Para los romanos (ciudadanos y esclavos) existían dos tipos de sepultura o locus sepultae: la incineración, cremación del cadáver para posteriormente depositar sus cenizas en una urna, y la inhumación (humus, tierra) generalizada durante el siglo II d.C. Estos ritos tenían lugar fuera de la ciudad por decreto estipulado en una de las leyes de las XII tablas o duodecim tabularum leges, creadas en el siglo V a.C. De esta forma evitaban incendios e insalubridades. Las únicas personas que se enterraban en el interior de la ciudad eran las Vestales, sacerdotisas consagradas a la diosa Vesta.
Pero, al igual que ocurría en vida, las diferentes clases sociales recibían un trato distinto a la hora del tránsito hacia el inframundo:
Los esclavos eran enterrados en una fosa común, a no ser que hubieran cometido algún delito, en cuyo caso eran castigados con la muerte por crucifixión, donde se dejaban hasta ser devorados por los buitres en señal de advertencia para el resto de su condición.
Para las clases más pobres de ciudadanos romanos existían básicamente dos rituales de enterramiento: ser incinerados y sus cenizas situadas en columbarium, o inhumados en catacumbas. La población humilde que carecía de estatus económico para afrontar un enterramiento individual podía recurrir a hogueras públicas o ustrinae, o bien al uso de fosas comunes o putticuli.
En el caso de individuos de la nobleza, aristocracia o altos cargos de la política, los funerales y entierros constituían solemnes actos con presencia de numerosos personajes relevantes, donde un familiar muy cercano a la víctima leía elogios fúnebres o laudationes funebres, conservados posteriormente en la casa familiar junto al busto del fallecido.
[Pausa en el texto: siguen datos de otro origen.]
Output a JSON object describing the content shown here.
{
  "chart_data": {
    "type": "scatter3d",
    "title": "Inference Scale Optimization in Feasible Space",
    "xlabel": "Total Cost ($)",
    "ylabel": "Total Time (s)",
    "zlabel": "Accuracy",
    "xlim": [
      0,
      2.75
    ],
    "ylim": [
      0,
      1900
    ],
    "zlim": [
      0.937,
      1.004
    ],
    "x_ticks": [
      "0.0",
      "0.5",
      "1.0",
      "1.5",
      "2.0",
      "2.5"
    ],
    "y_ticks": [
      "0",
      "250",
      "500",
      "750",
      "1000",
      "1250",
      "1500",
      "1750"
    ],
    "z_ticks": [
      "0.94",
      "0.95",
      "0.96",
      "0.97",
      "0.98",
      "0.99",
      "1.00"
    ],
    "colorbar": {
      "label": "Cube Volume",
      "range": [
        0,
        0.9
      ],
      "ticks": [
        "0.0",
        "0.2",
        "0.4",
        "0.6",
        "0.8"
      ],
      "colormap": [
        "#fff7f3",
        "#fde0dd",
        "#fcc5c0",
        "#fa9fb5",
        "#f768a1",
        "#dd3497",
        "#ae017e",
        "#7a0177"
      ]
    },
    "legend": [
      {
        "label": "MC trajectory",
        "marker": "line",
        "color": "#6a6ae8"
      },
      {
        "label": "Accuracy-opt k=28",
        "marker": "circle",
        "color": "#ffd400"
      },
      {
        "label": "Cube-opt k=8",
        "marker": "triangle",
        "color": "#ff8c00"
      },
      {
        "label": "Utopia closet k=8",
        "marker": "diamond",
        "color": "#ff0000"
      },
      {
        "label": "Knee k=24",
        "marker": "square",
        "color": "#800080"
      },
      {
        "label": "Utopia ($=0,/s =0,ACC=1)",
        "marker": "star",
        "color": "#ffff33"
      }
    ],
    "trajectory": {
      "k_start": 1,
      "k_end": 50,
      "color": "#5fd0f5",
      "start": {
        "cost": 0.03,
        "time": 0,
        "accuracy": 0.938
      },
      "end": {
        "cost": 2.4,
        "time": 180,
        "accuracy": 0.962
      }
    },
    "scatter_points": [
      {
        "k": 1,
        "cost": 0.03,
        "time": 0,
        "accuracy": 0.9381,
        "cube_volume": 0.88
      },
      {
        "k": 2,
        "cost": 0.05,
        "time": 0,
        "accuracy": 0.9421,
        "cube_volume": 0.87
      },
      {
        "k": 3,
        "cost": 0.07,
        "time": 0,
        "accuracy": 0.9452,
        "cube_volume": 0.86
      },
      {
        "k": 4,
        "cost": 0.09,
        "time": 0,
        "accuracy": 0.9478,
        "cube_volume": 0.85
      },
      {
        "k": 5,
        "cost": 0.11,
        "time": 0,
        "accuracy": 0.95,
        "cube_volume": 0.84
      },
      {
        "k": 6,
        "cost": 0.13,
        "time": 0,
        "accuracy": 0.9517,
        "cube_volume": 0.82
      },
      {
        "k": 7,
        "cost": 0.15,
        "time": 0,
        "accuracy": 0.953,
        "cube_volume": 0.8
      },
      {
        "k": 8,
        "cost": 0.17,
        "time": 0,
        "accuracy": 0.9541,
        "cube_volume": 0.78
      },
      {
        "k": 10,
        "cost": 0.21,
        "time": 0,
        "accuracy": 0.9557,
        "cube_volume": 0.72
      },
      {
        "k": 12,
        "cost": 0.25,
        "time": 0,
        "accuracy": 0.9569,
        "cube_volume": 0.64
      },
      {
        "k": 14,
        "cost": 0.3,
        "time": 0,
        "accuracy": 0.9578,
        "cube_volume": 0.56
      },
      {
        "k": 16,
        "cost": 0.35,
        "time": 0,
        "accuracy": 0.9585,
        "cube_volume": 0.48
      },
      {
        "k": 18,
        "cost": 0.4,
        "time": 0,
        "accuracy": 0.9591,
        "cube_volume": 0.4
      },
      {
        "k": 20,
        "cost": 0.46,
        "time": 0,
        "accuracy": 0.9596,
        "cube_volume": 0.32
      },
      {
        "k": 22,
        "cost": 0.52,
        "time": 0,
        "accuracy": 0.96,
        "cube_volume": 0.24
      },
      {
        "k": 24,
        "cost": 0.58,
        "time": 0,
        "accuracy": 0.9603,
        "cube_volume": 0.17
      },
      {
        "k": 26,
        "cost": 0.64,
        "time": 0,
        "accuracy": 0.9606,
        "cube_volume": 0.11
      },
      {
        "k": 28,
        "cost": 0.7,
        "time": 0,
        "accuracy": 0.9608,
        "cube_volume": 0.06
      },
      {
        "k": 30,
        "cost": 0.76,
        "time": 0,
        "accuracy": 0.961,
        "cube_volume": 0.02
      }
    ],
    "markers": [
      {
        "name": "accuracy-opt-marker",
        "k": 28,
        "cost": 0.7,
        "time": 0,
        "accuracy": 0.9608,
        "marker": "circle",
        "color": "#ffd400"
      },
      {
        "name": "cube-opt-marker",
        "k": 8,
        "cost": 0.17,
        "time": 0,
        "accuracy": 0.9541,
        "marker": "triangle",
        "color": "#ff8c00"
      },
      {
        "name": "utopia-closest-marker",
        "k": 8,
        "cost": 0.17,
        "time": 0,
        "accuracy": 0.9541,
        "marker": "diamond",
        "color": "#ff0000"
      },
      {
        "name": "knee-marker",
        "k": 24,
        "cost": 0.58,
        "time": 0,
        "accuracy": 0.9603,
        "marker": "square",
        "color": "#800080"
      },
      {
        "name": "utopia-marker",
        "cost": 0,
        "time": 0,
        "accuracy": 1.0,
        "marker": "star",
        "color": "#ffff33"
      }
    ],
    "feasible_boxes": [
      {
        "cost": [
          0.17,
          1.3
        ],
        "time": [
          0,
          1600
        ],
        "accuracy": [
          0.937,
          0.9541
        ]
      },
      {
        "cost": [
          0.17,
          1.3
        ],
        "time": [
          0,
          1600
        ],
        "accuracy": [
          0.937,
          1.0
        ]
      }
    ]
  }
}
Si éste disponía del ius imaginum (derecho de poseer en su hogar bustos esculpidos de sus antepasados) en el cortejo que acompañaba al cadáver incluían personajes portando las máscaras en cera de los integrantes ilustres de su familia, con el fin de simular una bienvenida.
El cortejo que acompañaba al difunto estaba formado por los familiares y amigos más allegados, libitinarii o pompas fúnebres, músicos, personas portando antorchas, así como otras que lloraban y cantaban las naenias o elogios al fallecido.
Una vez alcanzado el exterior de la ciudad y antes de la incineración, un familiar abría los ojos del difunto para que contemplara por última vez la luz, seguidamente los cerraba y colocaba en la boca una moneda para pagar el viaje al más allá a Caronte, el barquero del Estiga en el inframundo, que retrataría siglos más tarde el poeta florentino Dante Alighieri. El cuerpo se incineraba perfumado y su ceniza era recogida en una urna que se introducía en el monumento funerario, colocando una lápida conmemorativa en su honor.